Career
Cho got his start writing and drawing a cartoon strip called "Everything but the Kitchen Sink" in the weekly Prince George's Community College Newspaper The Owl, where he was also comics editor. He then started drawing the daily strip University2 for The Diamondback, the student newspaper at the University of Maryland, College Park.
During his final year in college, in 1994 or 1995, Cho received his first professional comic book assignment, doing short stories for Penthouse Comix with Al Gross and Mark Wheatley. Cho conceived of a 6-part "raunchy sci-fi fantasy romp" called "The Body", centering on an intergalactic female merchant, Katy Wyndon, who can transfer her mind into any of her "wardrobe bodies", empty mindless vessels that she occupies to best suit her negotiations with the local alien races that she encounters while traveling the galaxy trading and seeking riches. According to Cho, he was only hired for the art chores, but ended up writing much of the humor in the story. The story was never published due to various reasons stemming from Penthouse Comix' financial troubles.
In 1999 Cho attracted controversy when, while serving as one of the jurors for the third annual Ignatz Awards, which are by awarded to small press creators or creator-owned projects published by larger publishers, he nominated his own book Liberty Meadows. Writer Ed Brubaker, one of the original jurors and developers of the award, criticized that year's jury for their lack of support and acknowledgement of independent works, and for allowing self-nomination. Brubaker also questioned whether the guidelines he and Expo board member Chris Oarr had developed for the Awards were provided to that year's judges. The Comics Journal reacted to this by saying that this revealed some flaws in the Ignatz nomination system, but Cho defended his decision by explaining that few of the submissions he received as a judge were deserving of nomination, and that the Ignatz coordinator he consulted instructed him to use his own judgment, as there were no rules against self-nomination. Cho eventually won two Ignatz Awards that year for Outstanding Artist and Outstanding Comic, and although he did not cast the winning vote, he regrets his self-nomination as a mistake he would never again repeat.
After graduation, Cho adapted elements of this work for use in a professionally syndicated strip, Liberty Meadows. Cho signed a fifteen-year contract with Creators Syndicate, which he later realized was unusually long and, perhaps jokingly, blamed on having a bad lawyer. After five years of doing Liberty Meadows, Cho grew weary of the arguments with his editor over the censorship of the strip, as well as the pressure of the daily deadlines, and pulled the strip from syndication in December 2001, though he continued to print it uncensored in book form.

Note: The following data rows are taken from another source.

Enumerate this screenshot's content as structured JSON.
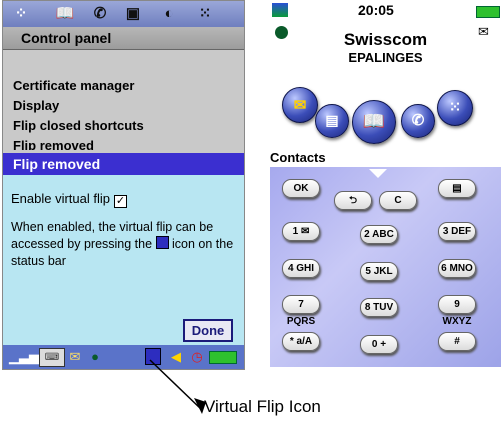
{
  "left_phone": {
    "top_bar_icons": [
      "app-launcher-icon",
      "book-icon",
      "phone-icon",
      "calendar-icon",
      "globe-icon",
      "grid-icon"
    ],
    "title": "Control panel",
    "menu_items": [
      "Certificate manager",
      "Display",
      "Flip closed shortcuts",
      "Flip removed"
    ],
    "dialog": {
      "title": "Flip removed",
      "enable_label": "Enable virtual flip",
      "enable_checked": true,
      "description_part1": "When enabled, the virtual flip can be accessed by pressing the",
      "description_part2": "icon on the status bar",
      "done_label": "Done"
    },
    "status_icons": [
      "signal-icon",
      "keyboard-icon",
      "email-icon",
      "globe-icon",
      "virtual-flip-icon",
      "sound-icon",
      "clock-icon",
      "battery-icon"
    ]
  },
  "right_phone": {
    "time": "20:05",
    "provider": "Swisscom",
    "location": "EPALINGES",
    "apps": [
      "messages-icon",
      "contacts-card-icon",
      "book-icon",
      "phone-icon",
      "grid-icon"
    ],
    "section_label": "Contacts",
    "keys": [
      {
        "label": "OK"
      },
      {
        "label": "⮌"
      },
      {
        "label": "C"
      },
      {
        "label": "▤"
      },
      {
        "label": "1 ✉"
      },
      {
        "label": "2 ABC"
      },
      {
        "label": "3 DEF"
      },
      {
        "label": "4 GHI"
      },
      {
        "label": "5 JKL"
      },
      {
        "label": "6 MNO"
      },
      {
        "label": "7 PQRS"
      },
      {
        "label": "8 TUV"
      },
      {
        "label": "9 WXYZ"
      },
      {
        "label": "* a/A"
      },
      {
        "label": "0 +"
      },
      {
        "label": "#"
      }
    ]
  },
  "annotation": {
    "label": "Virtual Flip Icon"
  }
}
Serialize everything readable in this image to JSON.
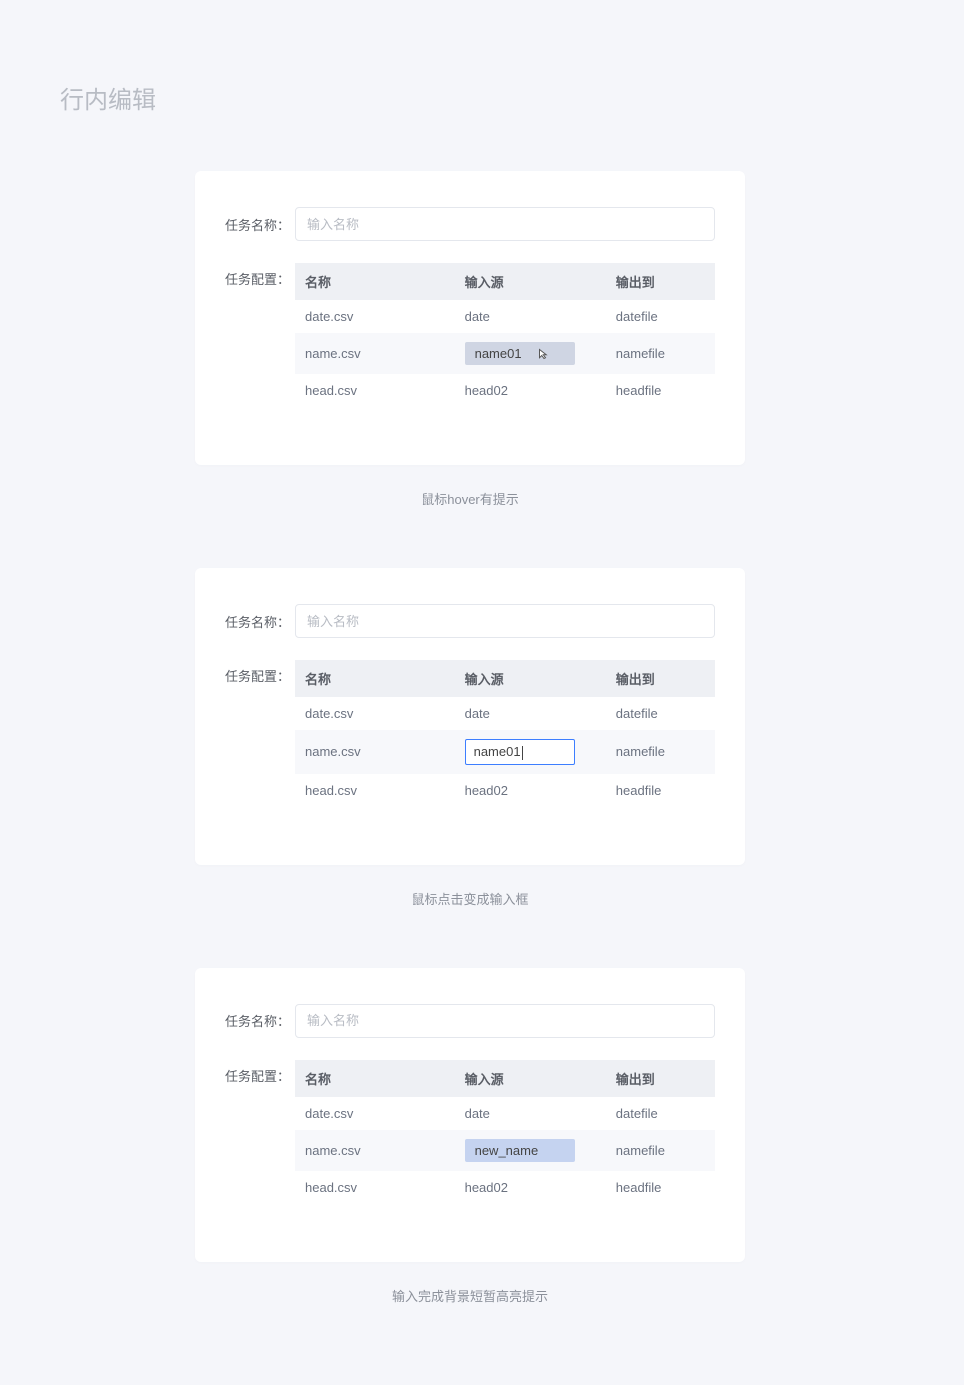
{
  "page_title": "行内编辑",
  "labels": {
    "task_name": "任务名称：",
    "task_config": "任务配置：",
    "name_placeholder": "输入名称"
  },
  "table": {
    "headers": {
      "name": "名称",
      "source": "输入源",
      "output": "输出到"
    },
    "rows": [
      {
        "name": "date.csv",
        "source": "date",
        "output": "datefile"
      },
      {
        "name": "name.csv",
        "source": "name01",
        "output": "namefile"
      },
      {
        "name": "head.csv",
        "source": "head02",
        "output": "headfile"
      }
    ]
  },
  "section1": {
    "hover_cell_value": "name01",
    "caption": "鼠标hover有提示"
  },
  "section2": {
    "editing_value": "name01",
    "caption": "鼠标点击变成输入框"
  },
  "section3": {
    "new_value": "new_name",
    "caption": "输入完成背景短暂高亮提示"
  }
}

During the course of his work on Liberty Meadows, he also did occasional cover work or anthology work for other publishers. These included Ultimate Spider-Man Super Special for Marvel Comics in 2000, The Savage Dragon #100 and The Amazing Spider-Man #46 in 2002, Hellboy: Weird Tales #6 in 2003 and Invincible #14 in 2004. he then began doing full interior work on other Spider-Man books for Marvel, including issues #5 and 8 of Marvel Knights Spider-Man in 2004 and 2005, respectively, and The Astonishing Spider-Man #123, also in 2005.

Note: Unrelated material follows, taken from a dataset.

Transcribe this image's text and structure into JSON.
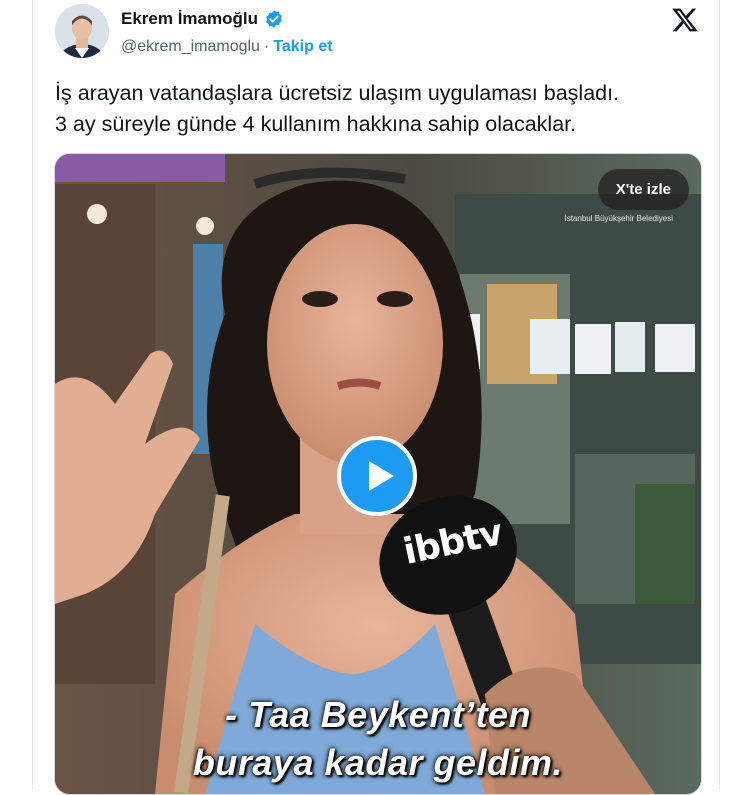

Marvel Comics' then-senior editor Axel Alonso, who had been impressed by Liberty Meadows, approached Cho revamping the third-string character Shanna the She-Devil, a scantily clad jungle lady who first appeared in the early 1970s as a college-educated defender of wildlife and opponent of firearms. Cho, seeing possibilities, recast Shanna in a seven-issue, 2005 miniseries as an Amazonian naïf, the product of a Nazi experiment with the power to kill dinosaurs with her bare hands but an unpredictable lack of morality. The miniseries was originally meant to feature uncensored nude drawings of the heroine, but Marvel later decided against this, and had Cho censor his already completed pages for the first five issues. However, Cho has indicated on his website that Marvel plans to release in a hardcover collection under its MAX imprint, which will contain the uncensored artwork. The book became a sleeper hit for Marvel, and to Cho's subsequent projects for the publisher.
Cho then pencilled issues 14 and 15 of Marvel's New Avengers in 2006. He then illustrated the first six issues Marvel Comics' 2007 relaunch of Mighty Avengers with writer Brian Bendis. He is the plotter and cover artist of Dynamite Entertainment's Jungle Girl. Cho drew issues 7-9 of Hulk, which were published in 2009. In 2010 - 2011, Cho illustrated writer Jeph Loeb's run on New Ultimates for Marvel Comics. In 2011 he worked on the miniseries X-Men: Schism with writer Jason Aaron.